Об интересе, привязанном к идеям моральности

Мы наконец свели определенное понятие моральности к идее свободы. Последнюю, однако, мы не могли доказать быть действительно свойством нас самих или человеческой природы; только мы увидели, что она должна быть предположена, если мы хотим мыслить существо как разумное и сознающее свою причинность в отношении своих действий, т. е. как наделенное волей; и так мы находим, что на точно тех же основаниях мы должны приписать каждому существу, наделенному разумом и волей, этот атрибут определения себя к действию под идеей своей свободы.

Теперь из предположения этой идеи также следовало, что мы стали осознавать закон, что субъективные принципы действия, т. е. максимы, должны всегда быть так приняты, чтобы они могли также быть значимыми как объективные, то есть всеобщие принципы, и так служить всеобщими законами нашего собственного диктата. Но почему тогда я должен подчинять себя этому принципу и тому просто как разумное существо, тем самым также подчиняя ему все другие существа, наделенные разумом? Я допущу, что никакой интерес не побуждает меня к этому, ибо это не дало бы категорического императива, но я должен проявлять интерес к этому и усмотреть, как это происходит; ибо это «я должен» есть собственно «я хотел бы», значимое для каждого разумного существа, при условии только, что разум определял его действия без всякого препятствия. Но для существ, которые в дополнение затронуты, как мы, побуждениями иного рода, а именно чувственностью, и в случае которых не всегда делается то, что сделал бы один лишь разум, для них эта необходимость выражается лишь как «должен», и субъективная необходимость отличается от объективной.

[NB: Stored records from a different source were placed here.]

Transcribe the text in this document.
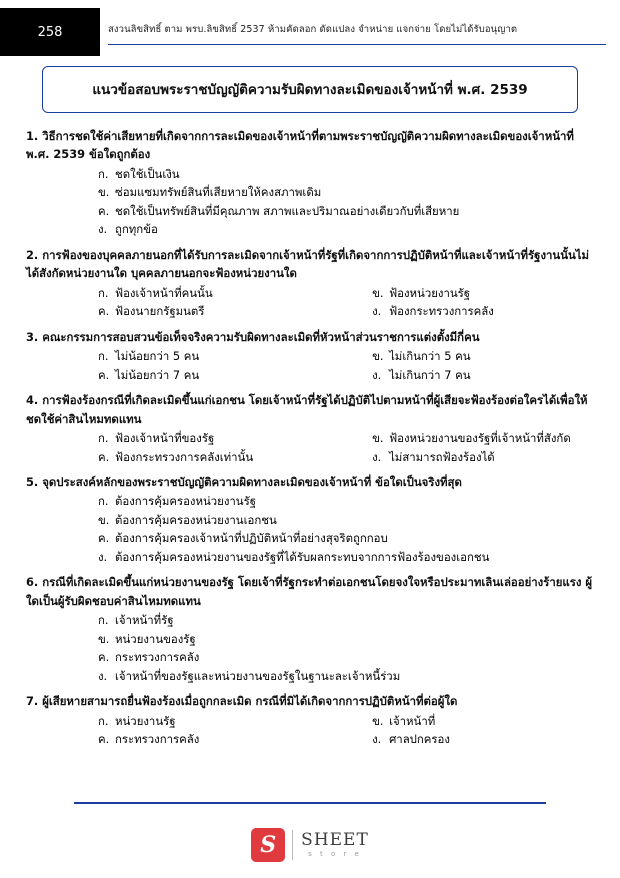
258	สงวนลิขสิทธิ์ ตาม พรบ.ลิขสิทธิ์ 2537 ห้ามคัดลอก ดัดแปลง จำหน่าย แจกจ่าย โดยไม่ได้รับอนุญาต
แนวข้อสอบพระราชบัญญัติความรับผิดทางละเมิดของเจ้าหน้าที่ พ.ศ. 2539
1. วิธีการชดใช้ค่าเสียหายที่เกิดจากการละเมิดของเจ้าหน้าที่ตามพระราชบัญญัติความผิดทางละเมิดของเจ้าหน้าที่ พ.ศ. 2539 ข้อใดถูกต้อง
ก. ชดใช้เป็นเงิน
ข. ซ่อมแซมทรัพย์สินที่เสียหายให้คงสภาพเดิม
ค. ชดใช้เป็นทรัพย์สินที่มีคุณภาพ สภาพและปริมาณอย่างเดียวกับที่เสียหาย
ง. ถูกทุกข้อ
2. การฟ้องของบุคคลภายนอกที่ได้รับการละเมิดจากเจ้าหน้าที่รัฐที่เกิดจากการปฏิบัติหน้าที่และเจ้าหน้าที่รัฐงานนั้นไม่ได้สังกัดหน่วยงานใด บุคคลภายนอกจะฟ้องหน่วยงานใด
ก. ฟ้องเจ้าหน้าที่คนนั้น	ข. ฟ้องหน่วยงานรัฐ
ค. ฟ้องนายกรัฐมนตรี	ง. ฟ้องกระทรวงการคลัง
3. คณะกรรมการสอบสวนข้อเท็จจริงความรับผิดทางละเมิดที่หัวหน้าส่วนราชการแต่งตั้งมีกี่คน
ก. ไม่น้อยกว่า 5 คน	ข. ไม่เกินกว่า 5 คน
ค. ไม่น้อยกว่า 7 คน	ง. ไม่เกินกว่า 7 คน
4. การฟ้องร้องกรณีที่เกิดละเมิดขึ้นแก่เอกชน โดยเจ้าหน้าที่รัฐได้ปฏิบัติไปตามหน้าที่ผู้เสียจะฟ้องร้องต่อใครได้เพื่อให้ชดใช้ค่าสินไหมทดแทน
ก. ฟ้องเจ้าหน้าที่ของรัฐ	ข. ฟ้องหน่วยงานของรัฐที่เจ้าหน้าที่สังกัด
ค. ฟ้องกระทรวงการคลังเท่านั้น	ง. ไม่สามารถฟ้องร้องได้
5. จุดประสงค์หลักของพระราชบัญญัติความผิดทางละเมิดของเจ้าหน้าที่ ข้อใดเป็นจริงที่สุด
ก. ต้องการคุ้มครองหน่วยงานรัฐ
ข. ต้องการคุ้มครองหน่วยงานเอกชน
ค. ต้องการคุ้มครองเจ้าหน้าที่ปฏิบัติหน้าที่อย่างสุจริตถูกกอบ
ง. ต้องการคุ้มครองหน่วยงานของรัฐที่ได้รับผลกระทบจากการฟ้องร้องของเอกชน
6. กรณีที่เกิดละเมิดขึ้นแก่หน่วยงานของรัฐ โดยเจ้าที่รัฐกระทำต่อเอกชนโดยจงใจหรือประมาทเลินเล่ออย่างร้ายแรง ผู้ใดเป็นผู้รับผิดชอบค่าสินไหมทดแทน
ก. เจ้าหน้าที่รัฐ
ข. หน่วยงานของรัฐ
ค. กระทรวงการคลัง
ง. เจ้าหน้าที่ของรัฐและหน่วยงานของรัฐในฐานะละเจ้าหนี้ร่วม
7. ผู้เสียหายสามารถยื่นฟ้องร้องเมื่อถูกกละเมิด กรณีที่มิได้เกิดจากการปฏิบัติหน้าที่ต่อผู้ใด
ก. หน่วยงานรัฐ	ข. เจ้าหน้าที่
ค. กระทรวงการคลัง	ง. ศาลปกครอง
S	SHEET
s t o r e
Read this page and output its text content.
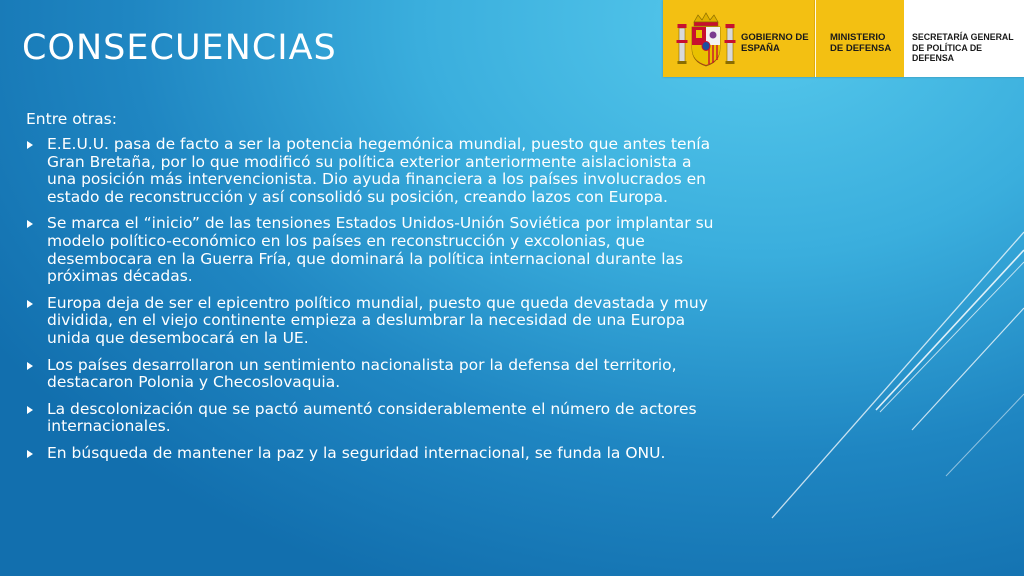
CONSECUENCIAS

Entre otras:

E.E.U.U. pasa de facto a ser la potencia hegemónica mundial, puesto que antes tenía Gran Bretaña, por lo que modificó su política exterior anteriormente aislacionista a una posición más intervencionista. Dio ayuda financiera a los países involucrados en estado de reconstrucción y así consolidó su posición, creando lazos con Europa.
Se marca el “inicio” de las tensiones Estados Unidos-Unión Soviética por implantar su modelo político-económico en los países en reconstrucción y excolonias, que desembocara en la Guerra Fría, que dominará la política internacional durante las próximas décadas.
Europa deja de ser el epicentro político mundial, puesto que queda devastada y muy dividida, en el viejo continente empieza a deslumbrar la necesidad de una Europa unida que desembocará en la UE.
Los países desarrollaron un sentimiento nacionalista por la defensa del territorio, destacaron Polonia y Checoslovaquia.
La descolonización que se pactó aumentó considerablemente el número de actores internacionales.
En búsqueda de mantener la paz y la seguridad internacional, se funda la ONU.

GOBIERNO DE ESPAÑA

MINISTERIO DE DEFENSA

SECRETARÍA GENERAL DE POLÍTICA DE DEFENSA
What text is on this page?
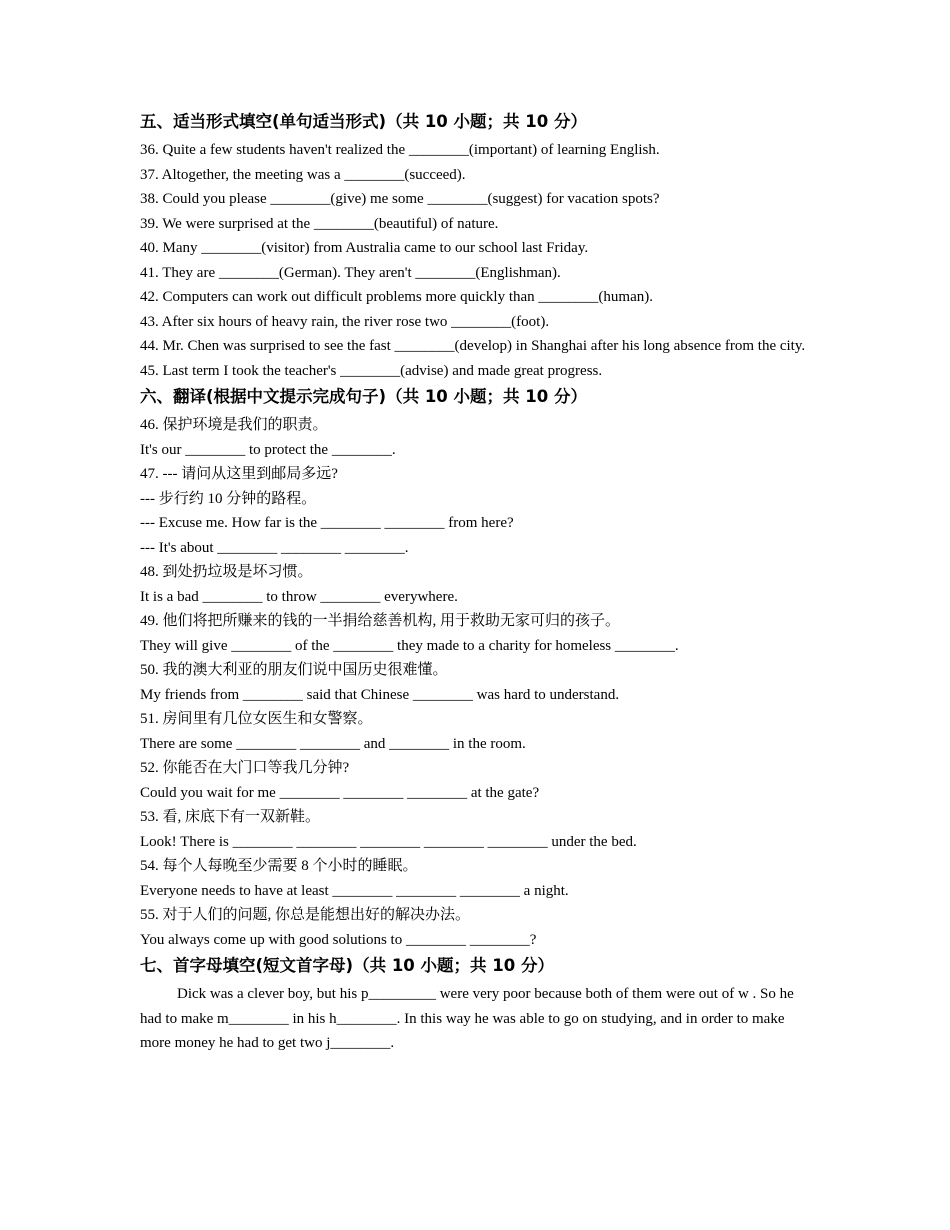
五、适当形式填空(单句适当形式)（共 10 小题；共 10 分）

36. Quite a few students haven't realized the ________(important) of learning English.

37. Altogether, the meeting was a ________(succeed).

38. Could you please ________(give) me some ________(suggest) for vacation spots?

39. We were surprised at the ________(beautiful) of nature.

40. Many ________(visitor) from Australia came to our school last Friday.

41. They are ________(German). They aren't ________(Englishman).

42. Computers can work out difficult problems more quickly than ________(human).

43. After six hours of heavy rain, the river rose two ________(foot).

44. Mr. Chen was surprised to see the fast ________(develop) in Shanghai after his long absence from the city.

45. Last term I took the teacher's ________(advise) and made great progress.

六、翻译(根据中文提示完成句子)（共 10 小题；共 10 分）

46. 保护环境是我们的职责。

It's our ________ to protect the ________.

47. --- 请问从这里到邮局多远?

--- 步行约 10 分钟的路程。

--- Excuse me. How far is the ________ ________ from here?

--- It's about ________ ________ ________.

48. 到处扔垃圾是坏习惯。

It is a bad ________ to throw ________ everywhere.

49. 他们将把所赚来的钱的一半捐给慈善机构, 用于救助无家可归的孩子。

They will give ________ of the ________ they made to a charity for homeless ________.

50. 我的澳大利亚的朋友们说中国历史很难懂。

My friends from ________ said that Chinese ________ was hard to understand.

51. 房间里有几位女医生和女警察。

There are some ________ ________ and ________ in the room.

52. 你能否在大门口等我几分钟?

Could you wait for me ________ ________ ________ at the gate?

53. 看, 床底下有一双新鞋。

Look! There is ________ ________ ________ ________ ________ under the bed.

54. 每个人每晚至少需要 8 个小时的睡眠。

Everyone needs to have at least ________ ________ ________ a night.

55. 对于人们的问题, 你总是能想出好的解决办法。

You always come up with good solutions to ________ ________?

七、首字母填空(短文首字母)（共 10 小题；共 10 分）

Dick was a clever boy, but his p_________ were very poor because both of them were out of w . So he had to make m________ in his h________. In this way he was able to go on studying, and in order to make more money he had to get two j________.
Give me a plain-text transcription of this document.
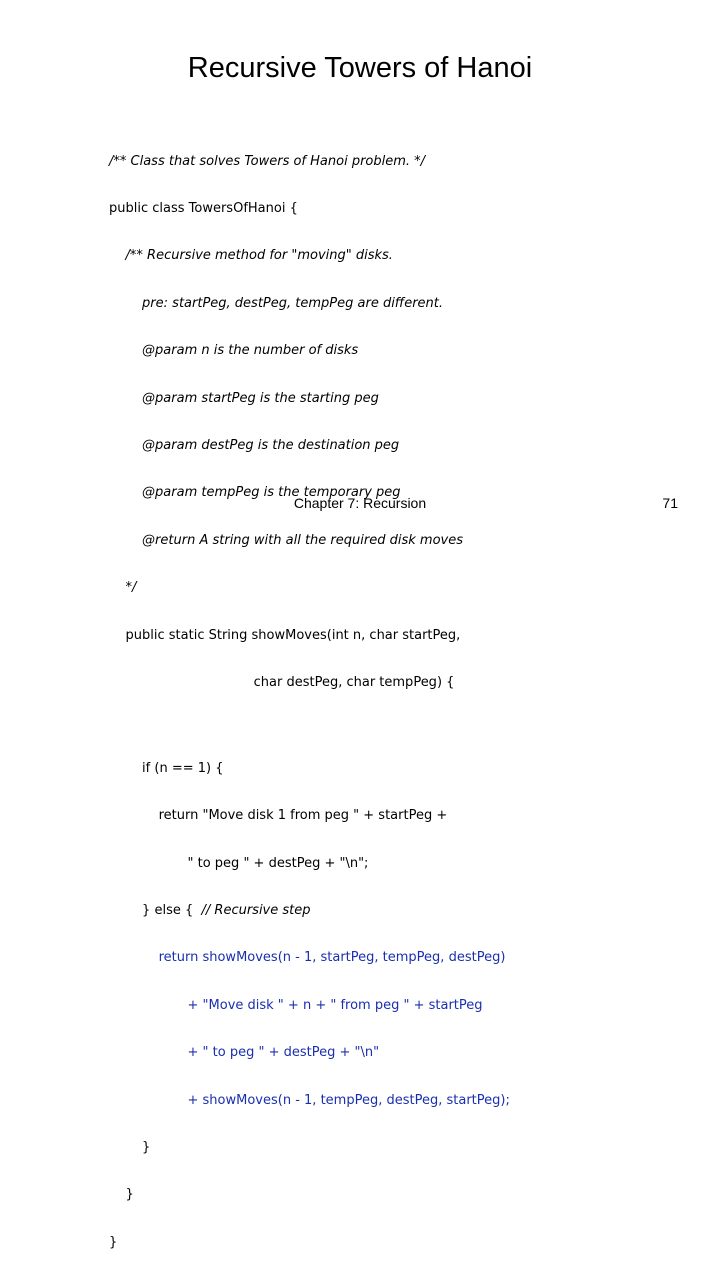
Recursive Towers of Hanoi

/** Class that solves Towers of Hanoi problem. */

public class TowersOfHanoi {

/** Recursive method for "moving" disks.

pre: startPeg, destPeg, tempPeg are different.

@param n is the number of disks

@param startPeg is the starting peg

@param destPeg is the destination peg

@param tempPeg is the temporary peg

@return A string with all the required disk moves

*/

public static String showMoves(int n, char startPeg,

char destPeg, char tempPeg) {

if (n == 1) {

return "Move disk 1 from peg " + startPeg +

" to peg " + destPeg + "\n";

} else {  // Recursive step

return showMoves(n - 1, startPeg, tempPeg, destPeg)

+ "Move disk " + n + " from peg " + startPeg

+ " to peg " + destPeg + "\n"

+ showMoves(n - 1, tempPeg, destPeg, startPeg);

}

}

}

Chapter 7: Recursion	71
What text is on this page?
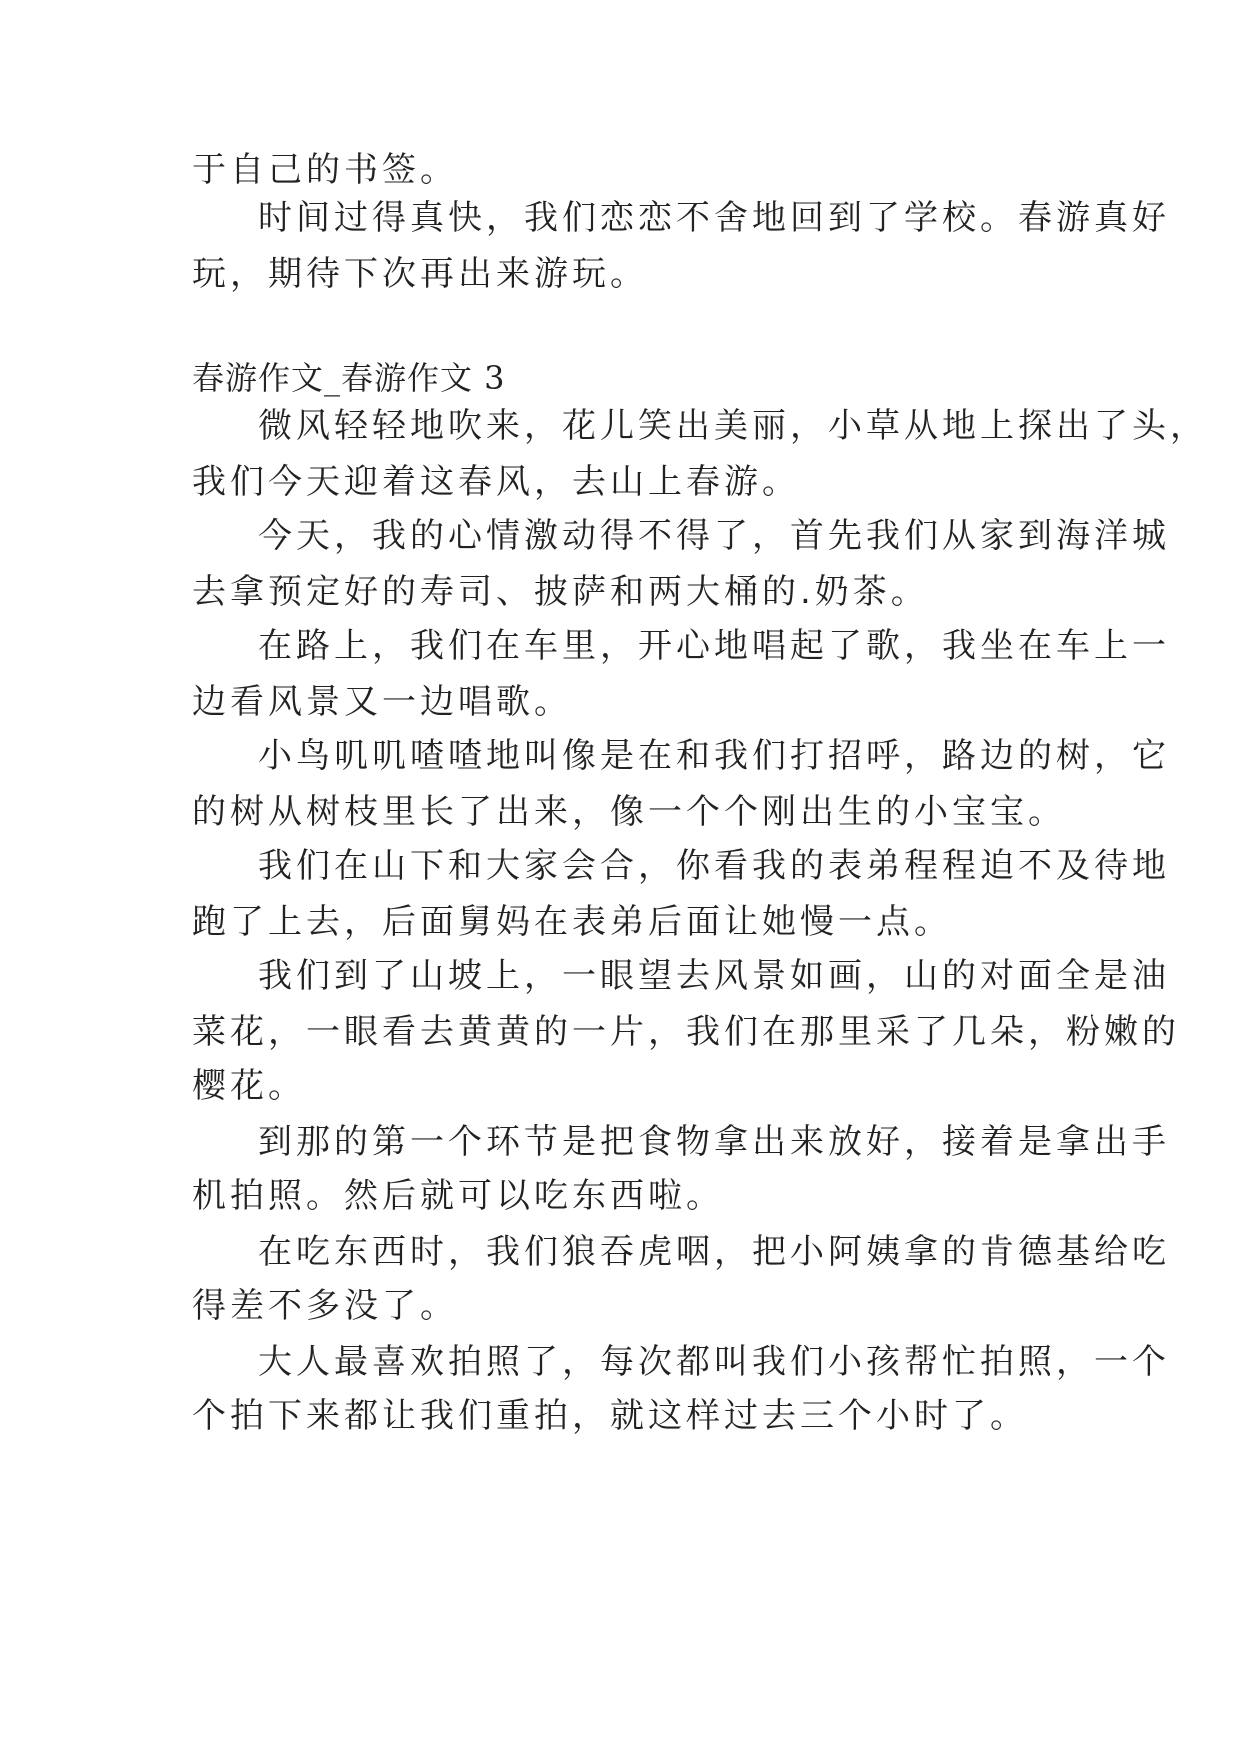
于自己的书签。
时间过得真快，我们恋恋不舍地回到了学校。春游真好
玩，期待下次再出来游玩。
春游作文_春游作文 3
微风轻轻地吹来，花儿笑出美丽，小草从地上探出了头，
我们今天迎着这春风，去山上春游。
今天，我的心情激动得不得了，首先我们从家到海洋城
去拿预定好的寿司、披萨和两大桶的.奶茶。
在路上，我们在车里，开心地唱起了歌，我坐在车上一
边看风景又一边唱歌。
小鸟叽叽喳喳地叫像是在和我们打招呼，路边的树，它
的树从树枝里长了出来，像一个个刚出生的小宝宝。
我们在山下和大家会合，你看我的表弟程程迫不及待地
跑了上去，后面舅妈在表弟后面让她慢一点。
我们到了山坡上，一眼望去风景如画，山的对面全是油
菜花，一眼看去黄黄的一片，我们在那里采了几朵，粉嫩的
樱花。
到那的第一个环节是把食物拿出来放好，接着是拿出手
机拍照。然后就可以吃东西啦。
在吃东西时，我们狼吞虎咽，把小阿姨拿的肯德基给吃
得差不多没了。
大人最喜欢拍照了，每次都叫我们小孩帮忙拍照，一个
个拍下来都让我们重拍，就这样过去三个小时了。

Кажется тогда, как если бы моральный закон, то есть принцип автономии воли, был, собственно говоря, лишь предположен в идее свободы, и как если бы мы не могли доказать его реальность и объективную необходимость независимо. В том случае мы все же выиграли бы нечто значительное, по крайней мере определив истинный принцип более точно, чем это было сделано ранее; но что касается его значимости и практической необходимости подчинения себя ему, мы не продвинулись бы ни на шаг. Ибо если бы нас спросили, почему всеобщая значимость нашей максимы как закона должна быть условием, ограничивающим наши действия, и на чем мы основываем ценность, которую мы приписываем этому способу действия — ценность столь великую, что не может быть никакого более высокого интереса; и если бы нас спросили далее, как получается, что именно этим человек верит, что чувствует свою собственную личную ценность, в сравнении с которой ценность приятного или неприятного состояния должна рассматриваться как ничто, на эти вопросы мы не могли бы дать удовлетворительного ответа.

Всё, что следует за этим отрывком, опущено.